As revolutionary as the movie seems early on, with Joan’s diatribe against coppers, it winds up at the other, more predictable extreme, with Tommy not only catching Chick but taunting him into proving what a coward he is. That said, Chick’s death is handled well. He escapes to the rooftop, jumps to another building, barely makes it, then loses his balance and falls silently to his death. I flashed on Roth’s death in Norman Mailer’s “The Naked and the Dead.”
It’s not a bad little movie, totally undeserving of its current 5.7 IMDb rating. Don’t think Morris deserved his Oscar nom, but I guess the mid-movie switcheroo impressed early Academy voters. Set design is crazy fun: those art-deco doors of early talkies, along with almost Dali-esque wallpaper.
Director Roland West is probably best known today for being a suspect in the 1935 death of Thelma Todd, his one-time lover and business partner (of Thelma Todd’s Sidewalk Café), whose body was found in West’s garage in a still-running Packard convertible.
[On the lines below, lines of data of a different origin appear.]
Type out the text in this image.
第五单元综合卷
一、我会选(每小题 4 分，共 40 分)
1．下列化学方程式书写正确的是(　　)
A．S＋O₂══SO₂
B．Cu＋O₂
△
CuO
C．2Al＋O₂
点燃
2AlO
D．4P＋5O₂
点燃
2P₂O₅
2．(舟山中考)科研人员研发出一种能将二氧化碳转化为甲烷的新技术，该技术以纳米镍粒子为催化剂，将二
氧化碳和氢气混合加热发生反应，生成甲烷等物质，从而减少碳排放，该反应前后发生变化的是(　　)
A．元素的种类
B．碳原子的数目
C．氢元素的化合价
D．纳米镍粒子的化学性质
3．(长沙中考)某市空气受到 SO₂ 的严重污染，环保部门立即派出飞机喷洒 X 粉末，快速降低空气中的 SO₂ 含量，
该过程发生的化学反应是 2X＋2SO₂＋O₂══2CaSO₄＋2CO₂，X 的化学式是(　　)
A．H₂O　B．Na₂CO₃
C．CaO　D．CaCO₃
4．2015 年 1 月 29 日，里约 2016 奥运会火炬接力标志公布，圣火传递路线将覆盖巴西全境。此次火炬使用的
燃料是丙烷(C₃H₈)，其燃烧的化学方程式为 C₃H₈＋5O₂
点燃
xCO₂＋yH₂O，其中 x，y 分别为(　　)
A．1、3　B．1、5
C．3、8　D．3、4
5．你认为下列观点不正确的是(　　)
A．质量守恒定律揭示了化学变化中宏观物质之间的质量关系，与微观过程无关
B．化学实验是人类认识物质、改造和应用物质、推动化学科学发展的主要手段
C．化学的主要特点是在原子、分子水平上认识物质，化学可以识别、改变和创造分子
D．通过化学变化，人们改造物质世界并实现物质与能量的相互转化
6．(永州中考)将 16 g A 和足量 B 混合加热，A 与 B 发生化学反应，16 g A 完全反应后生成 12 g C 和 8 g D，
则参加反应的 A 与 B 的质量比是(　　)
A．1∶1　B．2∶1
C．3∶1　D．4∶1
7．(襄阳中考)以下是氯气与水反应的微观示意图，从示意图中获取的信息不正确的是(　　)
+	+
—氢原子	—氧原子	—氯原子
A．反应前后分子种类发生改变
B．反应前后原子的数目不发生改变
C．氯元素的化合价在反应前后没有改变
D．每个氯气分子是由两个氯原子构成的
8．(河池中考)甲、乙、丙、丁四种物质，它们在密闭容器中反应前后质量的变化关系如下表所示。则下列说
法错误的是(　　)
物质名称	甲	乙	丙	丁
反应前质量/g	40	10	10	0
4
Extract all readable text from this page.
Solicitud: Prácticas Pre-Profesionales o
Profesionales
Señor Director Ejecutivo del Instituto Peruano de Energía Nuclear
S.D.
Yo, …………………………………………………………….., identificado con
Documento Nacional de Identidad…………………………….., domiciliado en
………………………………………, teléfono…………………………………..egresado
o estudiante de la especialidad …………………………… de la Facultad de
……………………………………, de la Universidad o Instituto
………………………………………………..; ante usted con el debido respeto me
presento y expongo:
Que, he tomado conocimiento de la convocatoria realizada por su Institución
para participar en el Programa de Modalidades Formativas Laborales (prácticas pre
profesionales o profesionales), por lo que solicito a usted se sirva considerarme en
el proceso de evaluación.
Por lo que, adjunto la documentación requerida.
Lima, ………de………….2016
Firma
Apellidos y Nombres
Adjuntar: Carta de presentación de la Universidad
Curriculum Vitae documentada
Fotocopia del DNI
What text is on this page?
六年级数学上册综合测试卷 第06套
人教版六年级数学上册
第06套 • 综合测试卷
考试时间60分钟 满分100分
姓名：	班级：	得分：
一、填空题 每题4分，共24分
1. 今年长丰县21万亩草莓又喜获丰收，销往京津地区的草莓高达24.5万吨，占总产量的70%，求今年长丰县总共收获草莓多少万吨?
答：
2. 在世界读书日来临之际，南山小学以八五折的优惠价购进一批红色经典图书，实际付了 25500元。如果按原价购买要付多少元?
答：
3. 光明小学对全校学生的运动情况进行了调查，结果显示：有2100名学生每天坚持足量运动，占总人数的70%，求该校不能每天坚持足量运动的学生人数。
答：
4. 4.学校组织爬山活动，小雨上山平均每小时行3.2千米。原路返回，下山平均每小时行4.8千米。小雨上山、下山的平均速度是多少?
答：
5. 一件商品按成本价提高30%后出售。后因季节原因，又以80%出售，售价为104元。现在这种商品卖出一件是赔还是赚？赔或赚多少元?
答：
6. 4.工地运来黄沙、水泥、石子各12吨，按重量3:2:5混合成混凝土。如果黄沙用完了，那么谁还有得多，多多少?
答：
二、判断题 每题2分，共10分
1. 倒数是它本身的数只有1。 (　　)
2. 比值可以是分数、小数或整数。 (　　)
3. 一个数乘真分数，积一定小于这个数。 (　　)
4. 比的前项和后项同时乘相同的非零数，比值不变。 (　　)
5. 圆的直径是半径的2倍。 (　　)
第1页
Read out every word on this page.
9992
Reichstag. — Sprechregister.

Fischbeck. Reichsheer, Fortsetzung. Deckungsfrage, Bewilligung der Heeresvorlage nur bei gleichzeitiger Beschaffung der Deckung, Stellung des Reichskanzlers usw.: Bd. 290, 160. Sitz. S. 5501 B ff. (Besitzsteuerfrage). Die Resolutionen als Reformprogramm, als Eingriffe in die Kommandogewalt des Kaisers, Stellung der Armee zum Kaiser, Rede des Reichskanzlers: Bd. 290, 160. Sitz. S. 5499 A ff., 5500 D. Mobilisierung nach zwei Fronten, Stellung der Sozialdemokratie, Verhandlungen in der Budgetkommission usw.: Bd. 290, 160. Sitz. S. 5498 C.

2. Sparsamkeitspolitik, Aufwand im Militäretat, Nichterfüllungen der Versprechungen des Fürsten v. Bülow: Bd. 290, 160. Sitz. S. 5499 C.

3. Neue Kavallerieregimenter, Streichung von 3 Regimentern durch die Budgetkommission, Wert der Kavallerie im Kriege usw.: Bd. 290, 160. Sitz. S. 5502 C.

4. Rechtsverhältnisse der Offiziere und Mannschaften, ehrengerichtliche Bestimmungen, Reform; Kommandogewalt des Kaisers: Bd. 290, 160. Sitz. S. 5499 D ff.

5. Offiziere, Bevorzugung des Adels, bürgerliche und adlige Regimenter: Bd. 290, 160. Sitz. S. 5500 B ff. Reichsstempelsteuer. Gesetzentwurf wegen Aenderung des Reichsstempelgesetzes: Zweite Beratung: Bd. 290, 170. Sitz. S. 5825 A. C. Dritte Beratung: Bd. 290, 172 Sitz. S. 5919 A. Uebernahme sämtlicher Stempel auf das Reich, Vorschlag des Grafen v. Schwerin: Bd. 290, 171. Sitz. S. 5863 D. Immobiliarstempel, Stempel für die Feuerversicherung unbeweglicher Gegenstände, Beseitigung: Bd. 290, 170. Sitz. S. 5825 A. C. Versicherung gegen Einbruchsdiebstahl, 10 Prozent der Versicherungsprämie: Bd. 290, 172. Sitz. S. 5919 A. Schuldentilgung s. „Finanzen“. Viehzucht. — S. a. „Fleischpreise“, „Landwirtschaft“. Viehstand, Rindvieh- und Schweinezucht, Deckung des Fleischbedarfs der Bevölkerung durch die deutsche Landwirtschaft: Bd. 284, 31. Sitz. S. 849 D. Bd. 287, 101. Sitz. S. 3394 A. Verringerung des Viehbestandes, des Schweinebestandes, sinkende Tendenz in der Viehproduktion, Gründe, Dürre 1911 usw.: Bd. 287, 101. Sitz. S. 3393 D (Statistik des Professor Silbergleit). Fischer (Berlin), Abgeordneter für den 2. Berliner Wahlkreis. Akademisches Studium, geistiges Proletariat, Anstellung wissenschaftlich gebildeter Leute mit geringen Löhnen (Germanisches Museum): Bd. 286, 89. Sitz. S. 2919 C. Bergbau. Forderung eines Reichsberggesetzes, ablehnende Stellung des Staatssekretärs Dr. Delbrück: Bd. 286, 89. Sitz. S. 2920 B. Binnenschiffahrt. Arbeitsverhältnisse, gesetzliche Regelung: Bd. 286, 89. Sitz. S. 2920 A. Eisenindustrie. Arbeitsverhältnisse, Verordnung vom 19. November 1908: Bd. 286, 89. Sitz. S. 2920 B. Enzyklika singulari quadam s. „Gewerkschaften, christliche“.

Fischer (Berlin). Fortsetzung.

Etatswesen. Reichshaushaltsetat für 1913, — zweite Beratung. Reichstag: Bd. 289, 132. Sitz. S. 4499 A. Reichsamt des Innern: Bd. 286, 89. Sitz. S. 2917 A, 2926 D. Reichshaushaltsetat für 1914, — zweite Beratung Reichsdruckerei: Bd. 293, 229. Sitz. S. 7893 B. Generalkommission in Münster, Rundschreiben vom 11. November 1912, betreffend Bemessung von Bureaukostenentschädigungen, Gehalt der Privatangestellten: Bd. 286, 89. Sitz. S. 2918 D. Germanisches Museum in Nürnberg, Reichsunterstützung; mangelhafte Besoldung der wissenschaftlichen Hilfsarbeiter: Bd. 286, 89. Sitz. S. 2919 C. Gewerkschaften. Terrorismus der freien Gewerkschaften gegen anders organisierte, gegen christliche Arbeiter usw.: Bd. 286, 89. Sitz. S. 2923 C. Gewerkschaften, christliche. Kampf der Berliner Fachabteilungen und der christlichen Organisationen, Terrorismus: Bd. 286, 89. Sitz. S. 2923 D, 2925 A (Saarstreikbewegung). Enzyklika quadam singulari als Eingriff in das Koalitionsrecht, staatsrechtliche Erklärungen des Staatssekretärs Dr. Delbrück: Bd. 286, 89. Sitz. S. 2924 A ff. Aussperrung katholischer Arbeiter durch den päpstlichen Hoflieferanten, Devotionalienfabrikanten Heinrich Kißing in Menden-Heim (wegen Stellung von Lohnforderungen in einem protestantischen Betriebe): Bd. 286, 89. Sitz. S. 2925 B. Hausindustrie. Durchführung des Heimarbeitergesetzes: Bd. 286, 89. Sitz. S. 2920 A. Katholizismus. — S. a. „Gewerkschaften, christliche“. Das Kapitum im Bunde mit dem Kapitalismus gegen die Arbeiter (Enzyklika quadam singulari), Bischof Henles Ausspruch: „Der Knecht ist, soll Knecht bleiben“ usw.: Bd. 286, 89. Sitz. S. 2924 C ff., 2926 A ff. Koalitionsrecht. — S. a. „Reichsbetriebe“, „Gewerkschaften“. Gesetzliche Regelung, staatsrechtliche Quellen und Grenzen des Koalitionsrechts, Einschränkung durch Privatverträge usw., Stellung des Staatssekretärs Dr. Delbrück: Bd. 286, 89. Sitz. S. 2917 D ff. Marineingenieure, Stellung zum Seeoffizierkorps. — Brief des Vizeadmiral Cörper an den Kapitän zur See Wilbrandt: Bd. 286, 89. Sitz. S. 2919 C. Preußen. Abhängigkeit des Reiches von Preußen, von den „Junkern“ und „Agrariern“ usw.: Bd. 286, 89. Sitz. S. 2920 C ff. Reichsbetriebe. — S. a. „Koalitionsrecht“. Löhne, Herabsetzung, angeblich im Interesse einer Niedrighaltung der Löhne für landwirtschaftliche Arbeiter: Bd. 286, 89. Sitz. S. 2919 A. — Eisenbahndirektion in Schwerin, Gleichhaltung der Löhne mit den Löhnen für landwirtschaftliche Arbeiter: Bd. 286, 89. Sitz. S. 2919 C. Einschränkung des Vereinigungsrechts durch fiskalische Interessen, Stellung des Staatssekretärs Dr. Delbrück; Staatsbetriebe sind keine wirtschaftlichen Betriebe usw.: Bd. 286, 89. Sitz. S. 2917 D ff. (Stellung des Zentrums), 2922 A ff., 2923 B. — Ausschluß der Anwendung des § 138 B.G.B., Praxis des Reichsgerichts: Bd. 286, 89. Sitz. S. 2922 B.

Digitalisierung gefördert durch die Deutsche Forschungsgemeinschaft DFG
He directed several good Lon Chaney movies in the silent era, and obviously made the transition to talkies well enough, so I’m not sure what happened to him. His last film, as director or producer, was “Corsair” in 1931, starring Chester Morris and Thelma Todd. He also has several ur-superhero connections. His 1926 silent film, “The Bat,” was part of the inspiration for Batman, while West later married Lola Lane, one of the Lane sisters (“Four Daughters,” “Four Wives”), whose name, yes, helped inspire Jerry Siegel’s Daily Planet reporter.
West died in 1952, age 65. In his obit, “Alibi” is called “one of the greatest hits in motion picture history.” It wasn't, then or now, but it's better than 5.7.